Dort, wo ihr Herz begraben wurde, wachsen von jeher nach dem Winter viele Kalendertage im Voraus gegenüber allen anderen Blumen drei sommerliche rote Lilien. Wer sie ohne Vorsatz erspäht, wird an diesem Tag mit Fortuna gesegnet. Wer hiernach aber nach Glück strebt und die Lilien mit Absicht sehen möchte, wird mit Pech versehen. Dieser bleibt so lange haften, bis derjenige, ein anderes Wesen, ohne Hintergedanken etwas Gutes vermag zu tun.
In diesem Fall starb eine gute Seele, ohne dass jemand sie außer ihren Eltern liebte. Dergestalt ist es zu meinem Bedauern fast immer: Die Edlen werden oft verspottet und oftmals misshandelt, anstatt dieselben zu mögen. Sie wollen keinen unehrlichen, dahingesagten Dank, statt dessen wollen sie Geborgenheit unter den Menschenkindern, die sie leiderfüllt, allzu selten erhalten.
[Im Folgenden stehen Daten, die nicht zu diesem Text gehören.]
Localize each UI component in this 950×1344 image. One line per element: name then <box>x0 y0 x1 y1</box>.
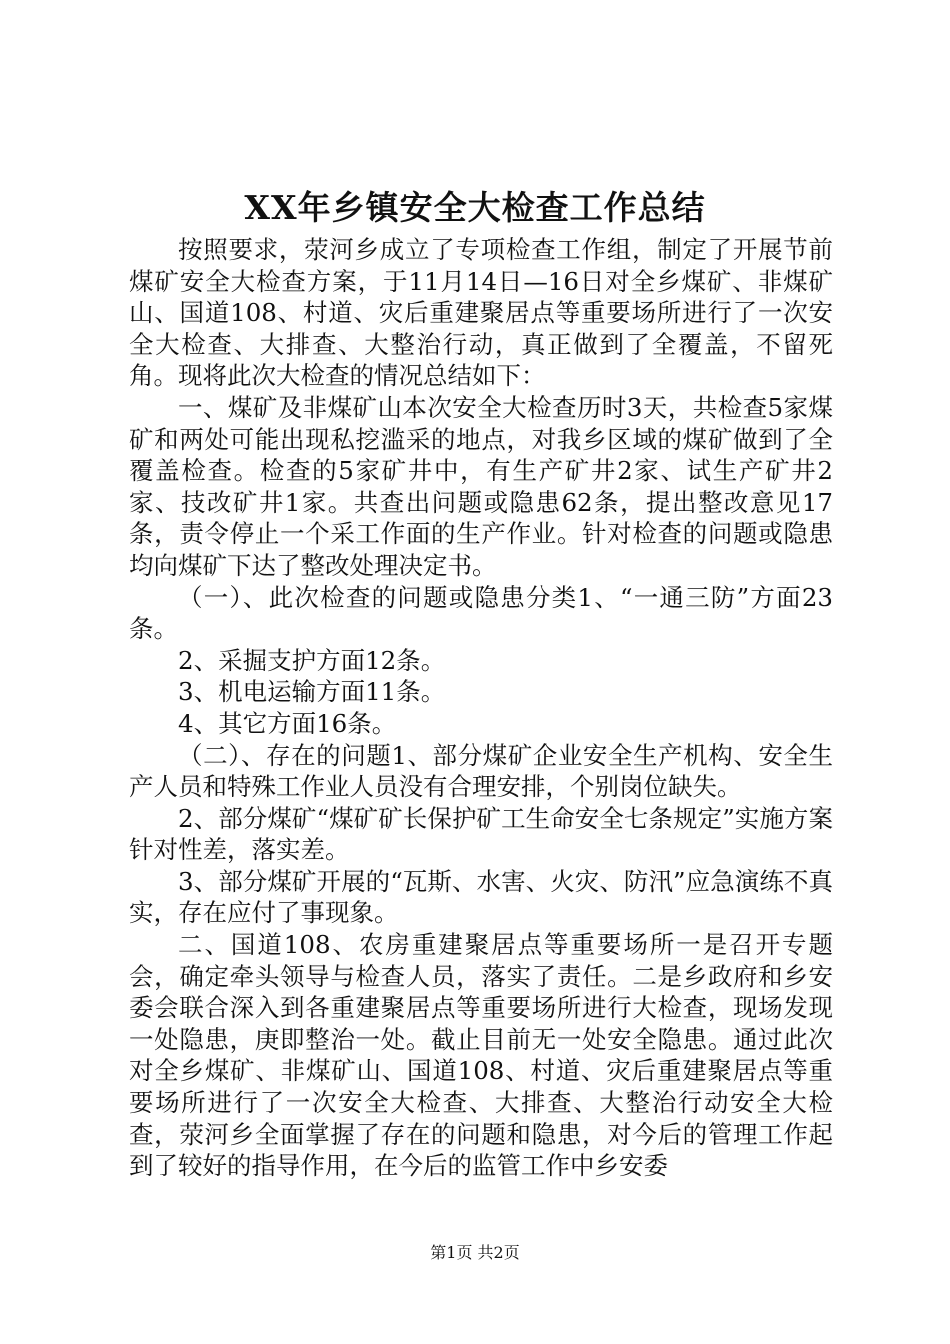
paragraph-item-2: 2、采掘支护方面12条。 <box>178 645 446 675</box>
paragraph-section-2: 二、国道108、农房重建聚居点等重要场所一是召开专题会，确定牵头领导与检查人员，落实了责任。二是乡政府和乡安委会联合深入到各重建聚居点等重要场所进行大检查，现场发现一处隐患，庚即整治一处。截止目前无一处安全隐患。通过此次对全乡煤矿、非煤矿山、国道108、村道、灾后重建聚居点等重要场所进行了一次安全大检查、大排查、大整治行动安全大检查，荥河乡全面掌握了存在的问题和隐患，对今后的管理工作起到了较好的指导作用，在今后的监管工作中乡安委 <box>129 930 833 1181</box>
paragraph-item-3: 3、机电运输方面11条。 <box>178 677 446 707</box>
page-footer: 第1页 共2页 <box>430 1243 520 1262</box>
paragraph-problem-3: 3、部分煤矿开展的“瓦斯、水害、火灾、防汛”应急演练不真实，存在应付了事现象。 <box>129 866 833 928</box>
paragraph-problem-2: 2、部分煤矿“煤矿矿长保护矿工生命安全七条规定”实施方案针对性差，落实差。 <box>129 803 833 865</box>
paragraph-item-4: 4、其它方面16条。 <box>178 708 397 738</box>
document-body <box>129 234 833 1182</box>
paragraph-intro: 按照要求，荥河乡成立了专项检查工作组，制定了开展节前煤矿安全大检查方案，于11月14日—16日对全乡煤矿、非煤矿山、国道108、村道、灾后重建聚居点等重要场所进行了一次安全大检查、大排查、大整治行动，真正做到了全覆盖，不留死角。现将此次大检查的情况总结如下： <box>129 235 833 391</box>
document-title: XX年乡镇安全大检查工作总结 <box>244 188 706 227</box>
paragraph-subsection-2: （二）、存在的问题1、部分煤矿企业安全生产机构、安全生产人员和特殊工作业人员没有合理安排，个别岗位缺失。 <box>129 740 833 802</box>
paragraph-subsection-1: （一）、此次检查的问题或隐患分类1、“一通三防”方面23条。 <box>129 582 833 644</box>
paragraph-section-1: 一、煤矿及非煤矿山本次安全大检查历时3天，共检查5家煤矿和两处可能出现私挖滥采的地点，对我乡区域的煤矿做到了全覆盖检查。检查的5家矿井中，有生产矿井2家、试生产矿井2家、技改矿井1家。共查出问题或隐患62条，提出整改意见17条，责令停止一个采工作面的生产作业。针对检查的问题或隐患均向煤矿下达了整改处理决定书。 <box>129 392 833 580</box>
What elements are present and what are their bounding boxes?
Ach du arme, graue wie bedauerliche Menschenwelt, du könntest so viel paradiesischer sein, wenn man es doch nur möchte, und jenes wäre weidlich einfach.
Seraphim-Chor singt im herrlichen Klang:
In ihrem neuen Heim
ist sie nicht mehr allein.
Dort fühlt sie sich daheim
unter den Engelein,
hier herrscht ein derart Geist
von großer Lieblichkeit.
So wird sie eingekreist
von der Geborgenheit,
die sie auf der Erde
bei weitem vermisst hat.
In der Engelsherde
gedeiht sie zum Herzblatt
unserer lieben Frau.
Ihr Leid wird vergütet,
als wäre sie ein Pfau.
Sie wird gar behütet
von deren Sohnemann,
daran erfreut sie sich.
Schmerzensleiden sodann
erbleichen ewiglich.
Bemerkungen: Damit man den Abschluss richtig versteht, möchte ich den verehrten Lesern drei Hinweise bekannt geben. Unsere liebe Frau ist ein Synonym für Maria; Der Pfau hat im christlichen Mittelalter die Bedeutung von der Auferstehung des Fleisches. Mit Sohnemann ist Jesus gemeint, der sie als Schwester anerkennt und behütet, weil Maria sie als ihr eigenes Kind betrachtet. Somit wird sie von all den Engeln als jemand angesehen, der von den Toten auferstanden ist, obwohl sie es nicht war.